Developing and Evaluating Integrated Metabolic Regulatory Models for Microbial Life

Tintle, N., Dordt College
DeJongh, M., Hope College
Lindsey, W., Dordt College
Best, A., Hope College
Creagar, M., University of San Francisco
Disselkoen, C., University of California, San Diego
Fore, R., Brown University
Friend, D., University of Nevada, Reno
Kamp, T., Dordt College
Henry, C. S., Argonne National Laboratory
A number of papers have described methods to include transcriptional regulatory networks (TRNs) in the development of metabolic models. However, in general, these models do not allow for statistical uncertainty in TRN interactions. Furthermore, methods which do allow for uncertainty do so in a non-rigorous manner which, effectively, downweights prior transcriptomics data to the point where it has little impact on the resulting model. To combat these limitations, we developed an integrated metabolic regulatory model (iMRM).
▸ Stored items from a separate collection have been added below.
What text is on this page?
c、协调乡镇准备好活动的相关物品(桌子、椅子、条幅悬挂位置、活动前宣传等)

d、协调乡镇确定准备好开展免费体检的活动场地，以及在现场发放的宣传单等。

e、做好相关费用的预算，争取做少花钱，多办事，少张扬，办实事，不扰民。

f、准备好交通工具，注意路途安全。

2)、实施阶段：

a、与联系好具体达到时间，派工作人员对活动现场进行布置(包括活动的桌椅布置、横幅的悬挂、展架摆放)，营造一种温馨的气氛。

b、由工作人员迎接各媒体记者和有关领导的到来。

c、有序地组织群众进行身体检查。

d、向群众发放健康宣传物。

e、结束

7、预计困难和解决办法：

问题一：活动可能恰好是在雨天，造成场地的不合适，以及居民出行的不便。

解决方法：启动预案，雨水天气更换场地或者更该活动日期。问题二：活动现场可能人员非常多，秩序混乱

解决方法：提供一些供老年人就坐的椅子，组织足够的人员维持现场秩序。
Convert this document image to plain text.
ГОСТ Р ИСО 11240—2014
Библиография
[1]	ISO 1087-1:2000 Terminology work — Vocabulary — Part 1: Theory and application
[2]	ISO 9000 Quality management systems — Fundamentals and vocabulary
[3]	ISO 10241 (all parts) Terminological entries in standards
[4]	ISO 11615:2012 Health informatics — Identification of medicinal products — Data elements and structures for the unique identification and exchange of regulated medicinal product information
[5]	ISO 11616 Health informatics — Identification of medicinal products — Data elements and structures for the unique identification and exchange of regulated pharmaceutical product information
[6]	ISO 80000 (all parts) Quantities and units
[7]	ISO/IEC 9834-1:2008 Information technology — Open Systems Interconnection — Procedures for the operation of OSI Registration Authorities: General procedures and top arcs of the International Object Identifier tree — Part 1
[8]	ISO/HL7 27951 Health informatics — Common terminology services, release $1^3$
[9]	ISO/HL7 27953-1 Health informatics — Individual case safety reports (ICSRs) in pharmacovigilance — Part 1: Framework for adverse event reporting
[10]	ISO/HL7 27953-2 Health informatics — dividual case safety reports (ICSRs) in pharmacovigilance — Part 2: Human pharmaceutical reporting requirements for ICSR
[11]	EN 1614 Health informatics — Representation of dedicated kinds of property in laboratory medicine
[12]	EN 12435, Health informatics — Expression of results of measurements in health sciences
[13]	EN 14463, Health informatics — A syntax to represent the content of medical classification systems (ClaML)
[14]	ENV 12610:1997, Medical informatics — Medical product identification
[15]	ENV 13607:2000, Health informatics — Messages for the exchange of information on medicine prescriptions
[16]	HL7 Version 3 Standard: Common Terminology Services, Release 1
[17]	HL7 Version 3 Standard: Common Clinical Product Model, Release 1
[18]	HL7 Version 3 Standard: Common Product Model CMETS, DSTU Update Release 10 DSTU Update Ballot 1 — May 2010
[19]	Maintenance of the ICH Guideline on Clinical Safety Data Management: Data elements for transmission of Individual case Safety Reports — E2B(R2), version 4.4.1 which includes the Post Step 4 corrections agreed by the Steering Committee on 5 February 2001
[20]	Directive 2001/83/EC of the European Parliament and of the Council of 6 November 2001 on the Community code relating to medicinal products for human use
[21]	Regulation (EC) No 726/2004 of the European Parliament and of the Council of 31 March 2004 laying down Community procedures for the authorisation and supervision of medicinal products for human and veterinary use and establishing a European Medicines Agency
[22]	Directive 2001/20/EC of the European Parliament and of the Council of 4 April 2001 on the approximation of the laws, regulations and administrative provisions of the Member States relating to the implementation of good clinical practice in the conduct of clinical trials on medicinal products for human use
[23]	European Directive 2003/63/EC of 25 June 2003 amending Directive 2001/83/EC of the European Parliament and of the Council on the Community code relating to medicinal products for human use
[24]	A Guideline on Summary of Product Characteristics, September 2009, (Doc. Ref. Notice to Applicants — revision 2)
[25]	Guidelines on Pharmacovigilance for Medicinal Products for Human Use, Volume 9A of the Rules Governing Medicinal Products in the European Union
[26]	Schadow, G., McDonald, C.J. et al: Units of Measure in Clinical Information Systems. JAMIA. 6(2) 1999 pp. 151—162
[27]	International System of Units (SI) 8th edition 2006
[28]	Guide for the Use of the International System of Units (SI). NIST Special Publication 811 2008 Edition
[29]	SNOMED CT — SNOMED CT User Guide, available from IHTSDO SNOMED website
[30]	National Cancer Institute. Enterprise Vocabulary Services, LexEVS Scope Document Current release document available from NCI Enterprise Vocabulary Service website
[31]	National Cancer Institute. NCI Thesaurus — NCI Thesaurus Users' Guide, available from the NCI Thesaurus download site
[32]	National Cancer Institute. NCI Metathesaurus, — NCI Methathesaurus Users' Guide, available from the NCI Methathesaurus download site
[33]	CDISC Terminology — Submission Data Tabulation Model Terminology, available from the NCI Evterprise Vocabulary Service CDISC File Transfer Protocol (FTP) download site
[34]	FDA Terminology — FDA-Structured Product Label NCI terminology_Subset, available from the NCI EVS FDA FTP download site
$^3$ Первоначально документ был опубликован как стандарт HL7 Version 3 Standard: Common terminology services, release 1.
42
This novel approach explicitly models the statistical uncertainty in gene state activity inferences by using gene activity state estimates, and the iMRM process measures the flux through reactions for a sole single-cell organism. This allows for benefits such as differential thresholds for gene activity for different genes, a stronger correlation with experimental flux data, and the application of a non-Boolean confidence metric. Furthermore, this is the first such metabolic model to be grounded on a statistically rigorous foundation.